2008-11-13

Parse Python files for "import" statements

My goal is to collect all the import statements in a Python code tree to identify what modules are needed to run that piece of code. So let's start from the lower level: parse one file for its import.

One simple solution could be to grep (or re.compile) something like "import (.*)|from (.*) import .*" but what for import statement like:
from  import (
ABC,
DEF,
GHI)
or multiple import on one line?

So, if I had to rewrite the Python interpreter parser, why not use that exact parser?

I started with the parser module, but its output is not so parsable :) even if you can recall the structure (i.e. import statements are at nodes with id = 282, with imported module at id = 287 and so on). It's really powerful, but too low level for this task.

But there is another interesting module: compiler (it's deprecated in 2.6 and removed in 3.0, but I'm working with 2.5, so it's fine). Using parseFile and some objects from compiler.ast, I wrote a simple script that parses a file given in input and prints out the modules imported with "import mod" or with "from mod import xxx".

Suggestions are always welcome :)

UPDATE: please note that conditional imports are included in the list and the calls to __import__ are ignored.

5 comments:

Unknown said...

What about conditional imports? I'm a python noob and i've seen those once or twice.

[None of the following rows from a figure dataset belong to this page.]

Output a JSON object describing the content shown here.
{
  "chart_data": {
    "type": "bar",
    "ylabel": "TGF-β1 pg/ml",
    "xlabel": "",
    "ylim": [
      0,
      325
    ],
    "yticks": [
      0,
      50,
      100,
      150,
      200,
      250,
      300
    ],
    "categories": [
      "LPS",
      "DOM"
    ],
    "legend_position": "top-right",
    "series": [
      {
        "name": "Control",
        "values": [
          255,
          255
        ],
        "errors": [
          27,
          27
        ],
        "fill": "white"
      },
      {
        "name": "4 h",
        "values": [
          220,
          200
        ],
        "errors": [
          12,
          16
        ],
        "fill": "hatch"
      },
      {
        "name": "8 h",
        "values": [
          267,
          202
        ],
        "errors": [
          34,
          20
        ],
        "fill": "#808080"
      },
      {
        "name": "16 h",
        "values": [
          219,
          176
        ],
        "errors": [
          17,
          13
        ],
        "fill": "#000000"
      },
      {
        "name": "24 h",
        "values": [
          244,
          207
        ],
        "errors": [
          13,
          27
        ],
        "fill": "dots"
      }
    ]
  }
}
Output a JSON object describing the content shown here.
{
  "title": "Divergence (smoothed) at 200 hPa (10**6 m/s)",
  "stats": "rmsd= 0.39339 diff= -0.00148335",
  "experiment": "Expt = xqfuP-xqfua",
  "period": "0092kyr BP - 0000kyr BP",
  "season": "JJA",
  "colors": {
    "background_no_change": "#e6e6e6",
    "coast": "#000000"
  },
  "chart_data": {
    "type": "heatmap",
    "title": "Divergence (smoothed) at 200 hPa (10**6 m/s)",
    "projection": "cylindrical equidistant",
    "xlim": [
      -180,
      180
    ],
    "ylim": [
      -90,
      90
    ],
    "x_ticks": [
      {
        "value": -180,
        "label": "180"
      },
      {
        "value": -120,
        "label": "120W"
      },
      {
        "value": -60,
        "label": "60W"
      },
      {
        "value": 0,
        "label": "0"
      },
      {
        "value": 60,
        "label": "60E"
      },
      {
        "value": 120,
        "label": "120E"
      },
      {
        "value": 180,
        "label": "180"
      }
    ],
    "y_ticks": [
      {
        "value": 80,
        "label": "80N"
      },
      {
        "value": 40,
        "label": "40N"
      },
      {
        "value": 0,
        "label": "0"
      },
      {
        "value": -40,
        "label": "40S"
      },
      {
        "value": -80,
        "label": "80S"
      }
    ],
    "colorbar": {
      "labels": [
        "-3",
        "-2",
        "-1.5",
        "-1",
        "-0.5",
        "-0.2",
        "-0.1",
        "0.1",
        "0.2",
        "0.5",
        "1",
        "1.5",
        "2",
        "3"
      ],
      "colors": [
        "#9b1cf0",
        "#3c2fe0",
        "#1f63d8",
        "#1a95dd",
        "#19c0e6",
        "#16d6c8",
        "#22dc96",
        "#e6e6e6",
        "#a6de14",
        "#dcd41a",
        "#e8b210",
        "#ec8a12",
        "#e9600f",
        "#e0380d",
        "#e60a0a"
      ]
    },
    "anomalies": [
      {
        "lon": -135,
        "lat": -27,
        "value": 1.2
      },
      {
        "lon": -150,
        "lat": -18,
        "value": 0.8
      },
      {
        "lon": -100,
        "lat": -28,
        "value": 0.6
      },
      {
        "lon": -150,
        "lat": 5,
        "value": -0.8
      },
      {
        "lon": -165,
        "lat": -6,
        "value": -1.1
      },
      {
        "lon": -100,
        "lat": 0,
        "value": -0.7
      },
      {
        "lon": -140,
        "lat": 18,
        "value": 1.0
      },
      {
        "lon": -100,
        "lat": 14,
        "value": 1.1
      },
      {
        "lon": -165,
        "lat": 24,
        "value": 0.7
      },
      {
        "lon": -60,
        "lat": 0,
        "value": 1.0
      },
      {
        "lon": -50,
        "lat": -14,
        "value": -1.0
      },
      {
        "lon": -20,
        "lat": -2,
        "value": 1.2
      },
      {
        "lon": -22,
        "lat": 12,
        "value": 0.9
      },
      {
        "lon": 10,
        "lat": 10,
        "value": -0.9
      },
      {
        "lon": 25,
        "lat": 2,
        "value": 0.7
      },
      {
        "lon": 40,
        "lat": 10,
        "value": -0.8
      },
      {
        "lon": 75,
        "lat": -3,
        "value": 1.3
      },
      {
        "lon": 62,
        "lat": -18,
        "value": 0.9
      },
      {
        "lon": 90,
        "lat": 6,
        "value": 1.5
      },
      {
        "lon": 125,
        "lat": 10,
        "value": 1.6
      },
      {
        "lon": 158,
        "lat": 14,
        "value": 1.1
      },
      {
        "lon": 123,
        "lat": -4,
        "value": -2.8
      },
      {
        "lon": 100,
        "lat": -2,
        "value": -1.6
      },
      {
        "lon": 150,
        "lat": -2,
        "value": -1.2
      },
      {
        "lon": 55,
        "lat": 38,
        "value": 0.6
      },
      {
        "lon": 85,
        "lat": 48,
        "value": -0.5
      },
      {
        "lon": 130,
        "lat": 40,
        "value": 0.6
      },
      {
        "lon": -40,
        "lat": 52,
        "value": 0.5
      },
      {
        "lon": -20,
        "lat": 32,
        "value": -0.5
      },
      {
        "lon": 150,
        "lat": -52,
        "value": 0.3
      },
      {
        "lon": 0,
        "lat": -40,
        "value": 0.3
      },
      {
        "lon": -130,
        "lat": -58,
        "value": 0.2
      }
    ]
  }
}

Do you just include those in your list out of general principal?

Sandro Tosi said...

Hi Sam,
thanks for the comment (I forgot to note this an __import__); the conditional imports are listed, yes, because if the module is available it would be used. I'm talking with my packager hat on, so I need to know what modules to add to debian package dependencies list.

Luca Bruno said...

What about doing it at run-time?

orig_import = __import__
def import_hook (*args):
print args
return orig_import (*args)

__builtins__.__import__ = orig_import
...
run the program, ANY import will be output'd
...

Sandro Tosi said...

Luca, thanks for the tip, it might be useful in another context, but here: this is a statical syntax check, so I don't run any program, and I don't want to change every piece of code in a tree I'm analyzing.

Luca Bruno said...

Oh understood, though you only need to change the first file running the program. The changes are instance-wide.